Politeknik Kampar menggelar kegiatan edukasi bertajuk “Peningkatan Literasi Sawit Berkelanjutan bagi Siswa SMAN 2 Rumbio Jaya” di Kabupaten Kampar, Riau. Kegiatan ini merupakan bagian dari program Pengabdian kepada Masyarakat (PKM) yang menyasar pelajar untuk memperkuat pemahaman tentang pengelolaan kelapa sawit secara bertanggung jawab.
Program berlangsung di SMA Negeri 2 Rumbio Jaya, Kecamatan Rumbio Jaya, dan diikuti puluhan siswa yang didampingi pihak sekolah. Kegiatan tersebut menyoroti pentingnya literasi sawit berkelanjutan, terutama di Riau yang dikenal sebagai salah satu sentra kelapa sawit di Indonesia.
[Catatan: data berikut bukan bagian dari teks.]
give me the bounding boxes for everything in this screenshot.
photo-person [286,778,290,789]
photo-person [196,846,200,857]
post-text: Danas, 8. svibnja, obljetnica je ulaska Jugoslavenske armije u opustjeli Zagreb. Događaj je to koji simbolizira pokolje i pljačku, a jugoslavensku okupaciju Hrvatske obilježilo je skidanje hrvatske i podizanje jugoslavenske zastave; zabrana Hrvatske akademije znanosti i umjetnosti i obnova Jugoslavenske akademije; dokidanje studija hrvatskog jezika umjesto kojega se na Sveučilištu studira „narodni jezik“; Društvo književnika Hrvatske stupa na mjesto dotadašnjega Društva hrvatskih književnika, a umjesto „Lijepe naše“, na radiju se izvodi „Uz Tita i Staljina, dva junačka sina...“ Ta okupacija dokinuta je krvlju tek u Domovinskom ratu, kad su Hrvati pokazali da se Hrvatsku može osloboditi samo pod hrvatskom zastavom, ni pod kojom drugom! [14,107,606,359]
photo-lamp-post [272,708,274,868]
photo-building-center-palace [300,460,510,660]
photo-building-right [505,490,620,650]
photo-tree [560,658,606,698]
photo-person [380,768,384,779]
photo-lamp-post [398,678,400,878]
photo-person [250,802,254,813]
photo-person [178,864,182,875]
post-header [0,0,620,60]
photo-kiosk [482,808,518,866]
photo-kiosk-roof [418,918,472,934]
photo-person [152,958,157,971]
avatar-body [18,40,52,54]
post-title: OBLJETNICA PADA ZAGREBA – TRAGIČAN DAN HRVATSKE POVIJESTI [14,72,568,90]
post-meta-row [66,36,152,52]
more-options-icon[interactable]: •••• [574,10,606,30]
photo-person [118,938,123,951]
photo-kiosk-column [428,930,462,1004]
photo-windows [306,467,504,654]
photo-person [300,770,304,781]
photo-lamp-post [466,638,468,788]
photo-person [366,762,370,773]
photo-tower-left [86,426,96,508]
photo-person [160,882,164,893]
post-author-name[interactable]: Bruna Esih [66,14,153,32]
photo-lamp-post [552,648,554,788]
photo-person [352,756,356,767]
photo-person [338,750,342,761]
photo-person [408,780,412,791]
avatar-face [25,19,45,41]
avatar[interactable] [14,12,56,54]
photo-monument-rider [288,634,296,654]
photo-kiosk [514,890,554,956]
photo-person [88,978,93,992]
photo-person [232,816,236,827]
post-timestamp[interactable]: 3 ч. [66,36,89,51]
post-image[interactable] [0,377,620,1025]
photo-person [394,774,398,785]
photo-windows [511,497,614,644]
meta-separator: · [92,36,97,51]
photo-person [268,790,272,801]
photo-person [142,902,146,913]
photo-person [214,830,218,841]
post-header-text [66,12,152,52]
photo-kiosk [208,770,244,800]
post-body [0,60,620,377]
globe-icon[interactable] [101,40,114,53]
Ketua tim PKM Politeknik Kampar, Ardiansyah Hamid, menyampaikan bahwa edukasi ini ditujukan untuk memberikan pemahaman yang lebih komprehensif mengenai konsep sawit berkelanjutan di tengah derasnya arus informasi, khususnya dari media sosial. Ia menilai masih banyak isu negatif terkait kelapa sawit yang beredar luas namun tidak selalu berbasis pada fakta ilmiah.
“Banyak beredar isu negatif mengenai kelapa sawit yang belum tentu didasarkan pada fakta ilmiah. Melalui kegiatan ini, kami ingin meluruskan pemahaman siswa bahwa persoalan utama bukan pada sawitnya, tetapi pada cara pengelolaannya. Sawit bisa memberikan manfaat besar jika dikelola secara berkelanjutan,” ujar Ardiansyah Hamid, Sabtu (24/1/2026).
Dalam sesi edukasi, tim PKM memaparkan tiga pilar utama sawit berkelanjutan, yaitu lingkungan, ekonomi, dan sosial. Para siswa diajak memahami bahwa praktik budidaya dan pengelolaan sawit perlu menjaga keseimbangan ketiga aspek tersebut.
Pada pilar lingkungan, materi menekankan prinsip perlindungan ekosistem serta pengelolaan lahan yang tidak merusak. Dari sisi ekonomi, kelapa sawit dipaparkan sebagai sektor yang dapat memperkuat kesejahteraan masyarakat apabila dikelola secara produktif dan adil. Sementara pilar sosial menyoroti pentingnya menjaga keharmonisan dan membangun relasi yang sehat di komunitas sekitar perkebunan.
Kegiatan juga diisi diskusi interaktif. Siswa diberi ruang untuk bertanya, menyampaikan pendapat, serta membahas isu-isu sawit yang kerap mereka temui di media sosial maupun di lingkungan sekitar. Model diskusi ini diarahkan untuk membangun sikap kritis sekaligus membiasakan siswa memilah informasi agar tidak mudah terpengaruh hoaks atau narasi yang keliru.
Kabag Humas SMAN 2 Rumbio Jaya, Budi Irawan, menyambut baik pelaksanaan program tersebut. Ia berharap kegiatan literasi semacam ini dapat membantu siswa memiliki wawasan yang benar dan kritis terhadap isu-isu pembangunan, termasuk isu kelapa sawit.